At the end of the Cold War, there was a widespread sense that liberal, democratic values had prevailed and it only remained for this dye to leak into the fabric of remaining nations. Not only is this not true today, if anything the momentum is with autocratic values infecting democracies with their ways. The global technology revolution has assisted this, as once abhorred opinions and positions gain traction in the minds of distracted people with grievances, real or imagined. 

There is a special hypocrisy when criminals who have stolen billions and murdered thousands claim to speak for God.

The late Chief Rabbi, Jonathan Sacks, said the key question for the new century was: who speaks for God? If the suggestion was that this is a question different religious traditions need to answer in ways that support our common humanity, we now have no shortage of dictators who say they speak for God. Their claims that other regions of the world are godless and degenerate are made time and again. Like Goebbels, they know that the endless repetition eventually wears people down until phrases become believable. No-one who cares about God’s character would claim their society reflects his character well; there is injustice, hatred and violence everywhere. But there is a special hypocrisy when criminals who have stolen billions and murdered thousands claim to speak for God. 

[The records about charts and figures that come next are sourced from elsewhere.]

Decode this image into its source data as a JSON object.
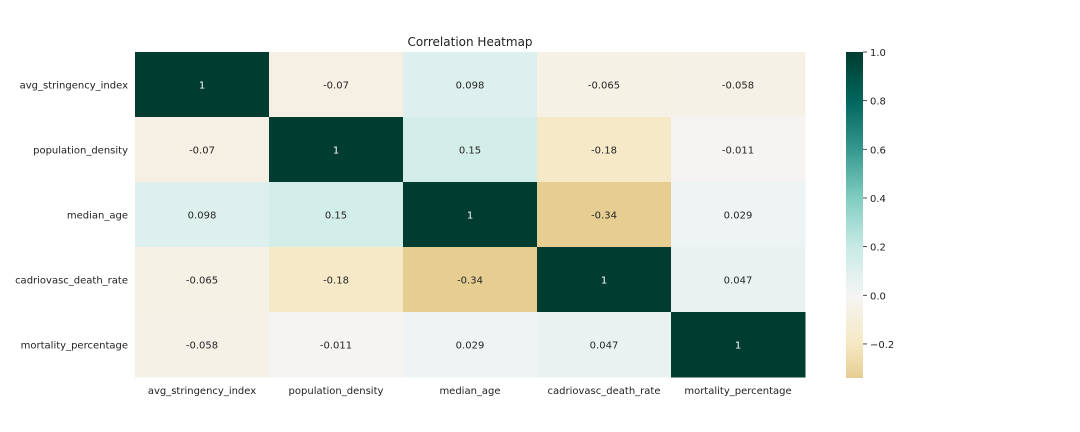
{
  "chart_data": {
    "type": "heatmap",
    "title": "Correlation Heatmap",
    "rows": [
      "avg_stringency_index",
      "population_density",
      "median_age",
      "cadriovasc_death_rate",
      "mortality_percentage"
    ],
    "columns": [
      "avg_stringency_index",
      "population_density",
      "median_age",
      "cadriovasc_death_rate",
      "mortality_percentage"
    ],
    "values": [
      [
        1,
        -0.07,
        0.098,
        -0.065,
        -0.058
      ],
      [
        -0.07,
        1,
        0.15,
        -0.18,
        -0.011
      ],
      [
        0.098,
        0.15,
        1,
        -0.34,
        0.029
      ],
      [
        -0.065,
        -0.18,
        -0.34,
        1,
        0.047
      ],
      [
        -0.058,
        -0.011,
        0.029,
        0.047,
        1
      ]
    ],
    "annotations": [
      [
        "1",
        "-0.07",
        "0.098",
        "-0.065",
        "-0.058"
      ],
      [
        "-0.07",
        "1",
        "0.15",
        "-0.18",
        "-0.011"
      ],
      [
        "0.098",
        "0.15",
        "1",
        "-0.34",
        "0.029"
      ],
      [
        "-0.065",
        "-0.18",
        "-0.34",
        "1",
        "0.047"
      ],
      [
        "-0.058",
        "-0.011",
        "0.029",
        "0.047",
        "1"
      ]
    ],
    "colormap": "BrBG",
    "vmin": -0.34,
    "vmax": 1.0,
    "colorbar": {
      "ticks": [
        1.0,
        0.8,
        0.6,
        0.4,
        0.2,
        0.0,
        -0.2
      ],
      "tick_labels": [
        "1.0",
        "0.8",
        "0.6",
        "0.4",
        "0.2",
        "0.0",
        "−0.2"
      ],
      "placement": "right"
    },
    "colors": {
      "low": "#e5cd8f",
      "mid": "#f5f5f5",
      "high": "#003c30"
    }
  }
}
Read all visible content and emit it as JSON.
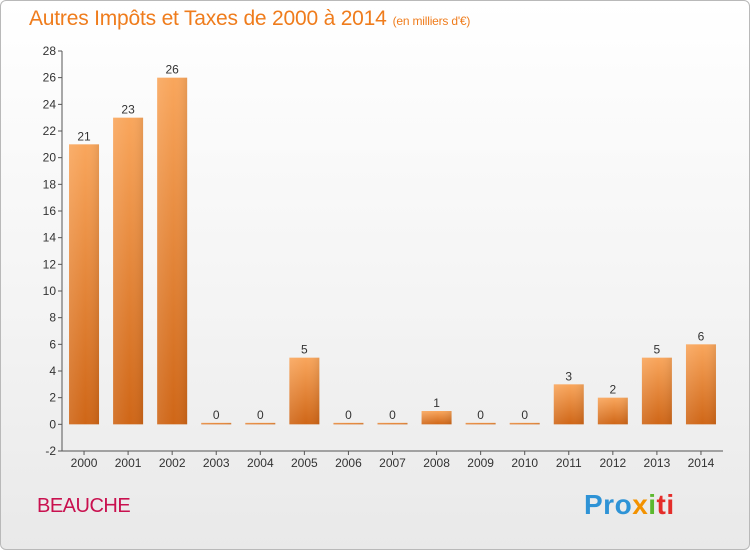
{
  "header": {
    "title": "Autres Impôts et Taxes de 2000 à 2014",
    "subtitle": "(en milliers d'€)"
  },
  "footer": {
    "place": "BEAUCHE",
    "logo": [
      "Pro",
      "x",
      "i",
      "ti"
    ]
  },
  "colors": {
    "title": "#ef7c1c",
    "bar_top": "#f9a65c",
    "bar_bottom": "#cf6617",
    "place": "#c9114f"
  },
  "chart_data": {
    "type": "bar",
    "categories": [
      "2000",
      "2001",
      "2002",
      "2003",
      "2004",
      "2005",
      "2006",
      "2007",
      "2008",
      "2009",
      "2010",
      "2011",
      "2012",
      "2013",
      "2014"
    ],
    "values": [
      21,
      23,
      26,
      0,
      0,
      5,
      0,
      0,
      1,
      0,
      0,
      3,
      2,
      5,
      6
    ],
    "title": "Autres Impôts et Taxes de 2000 à 2014",
    "subtitle": "(en milliers d'€)",
    "xlabel": "",
    "ylabel": "",
    "ylim": [
      -2,
      28
    ],
    "yticks": [
      -2,
      0,
      2,
      4,
      6,
      8,
      10,
      12,
      14,
      16,
      18,
      20,
      22,
      24,
      26,
      28
    ],
    "grid": false,
    "legend": "none"
  }
}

When Jesus faced his life-defining temptation in the wilderness, the devil showed him the kingdoms of the world and promised they would be his if he ‘turned’. He also tempted Jesus to turn stones into bread. Power and wealth, the very trappings coveted by the world’s dictators. And his final temptation: to throw himself from the roof of the Temple, only to be saved by the angels. To surround himself with a loyal cadre of officers sure to protect his interests at all times. 

Instead of the highway to autocracy, Jesus took the uneven and winding path of service to others. One of self-denial, deprived of the material wealth made available by his elevated position. This is the human standard we have been set and it compels self-reflection, not boasting and threats.